'Darwinian Poetry' is a web project created in 2003 by David Rea in order to determine whether "non-negotiated collaboration" can evolve interesting and intelligent poetry using a process akin to natural selection. Visitors to the site are presented with two poems, both arbitrary splicings of two 'parent' poems. The visitor is asked to select the one s/he finds more appealing, and poems which survive the process of voting go on to be spliced into other 'healthy' poems. Unpopular poems eventually 'die.' The intent is to create, in the long term, poems which are more and more interesting and sensible.

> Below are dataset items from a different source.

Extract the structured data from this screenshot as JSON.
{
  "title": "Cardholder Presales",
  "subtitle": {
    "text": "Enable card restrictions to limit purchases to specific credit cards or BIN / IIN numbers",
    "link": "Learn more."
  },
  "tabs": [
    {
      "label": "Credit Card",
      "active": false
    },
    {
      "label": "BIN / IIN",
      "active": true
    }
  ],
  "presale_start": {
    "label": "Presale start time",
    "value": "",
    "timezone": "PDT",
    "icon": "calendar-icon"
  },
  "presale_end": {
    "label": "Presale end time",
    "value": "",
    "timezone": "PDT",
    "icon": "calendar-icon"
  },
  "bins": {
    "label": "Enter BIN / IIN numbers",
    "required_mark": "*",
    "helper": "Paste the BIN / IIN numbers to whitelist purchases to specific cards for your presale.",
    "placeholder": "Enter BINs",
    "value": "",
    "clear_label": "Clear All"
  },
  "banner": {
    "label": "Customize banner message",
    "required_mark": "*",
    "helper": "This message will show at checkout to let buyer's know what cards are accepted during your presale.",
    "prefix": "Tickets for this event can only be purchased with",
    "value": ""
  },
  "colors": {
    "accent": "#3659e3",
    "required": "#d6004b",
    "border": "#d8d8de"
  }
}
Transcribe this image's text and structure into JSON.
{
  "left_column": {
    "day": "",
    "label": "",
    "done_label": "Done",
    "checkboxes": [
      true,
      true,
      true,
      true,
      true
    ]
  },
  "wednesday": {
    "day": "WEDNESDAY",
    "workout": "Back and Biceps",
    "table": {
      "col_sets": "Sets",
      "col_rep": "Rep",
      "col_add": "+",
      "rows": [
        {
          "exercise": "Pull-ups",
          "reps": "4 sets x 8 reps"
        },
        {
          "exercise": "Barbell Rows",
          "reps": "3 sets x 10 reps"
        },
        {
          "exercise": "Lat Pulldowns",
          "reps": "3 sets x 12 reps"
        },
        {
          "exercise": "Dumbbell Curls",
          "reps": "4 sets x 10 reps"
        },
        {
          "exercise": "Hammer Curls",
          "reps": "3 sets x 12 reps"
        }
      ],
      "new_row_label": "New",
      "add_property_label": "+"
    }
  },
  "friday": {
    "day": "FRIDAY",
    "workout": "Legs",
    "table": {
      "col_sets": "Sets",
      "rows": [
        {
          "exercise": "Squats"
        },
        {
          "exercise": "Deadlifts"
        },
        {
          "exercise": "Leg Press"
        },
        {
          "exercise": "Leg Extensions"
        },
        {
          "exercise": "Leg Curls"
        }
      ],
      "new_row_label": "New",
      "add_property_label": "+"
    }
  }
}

According to the introduction on the site, the poems will, "(i)n all likelihood...both be abysmal pieces of nonsensical garbage. That's ok. All you have to do is read them both and pick the one you find more appealing, for whatever reason. Your decision might be based on a single word that you happen to like. It doesn't matter. Just pick whichever one strikes your fancy." The original poems were constructed from a group of 1000 words selected from such sources as Hamlet and The Iliad. After a year of interbreeding, poems such as these two are beginning to emerge.
Poem #12592
first snowfall
beating beyond the head
that
with cold knowledge
revealing
one dream is and
was again
Poem #12413
frost stands
in buildings where they inmate together
short grave
race love
thou two serious loves
strangers of shading
A number of well-known publications, including New Scientist and Discover magazine, have featured this site in their pages.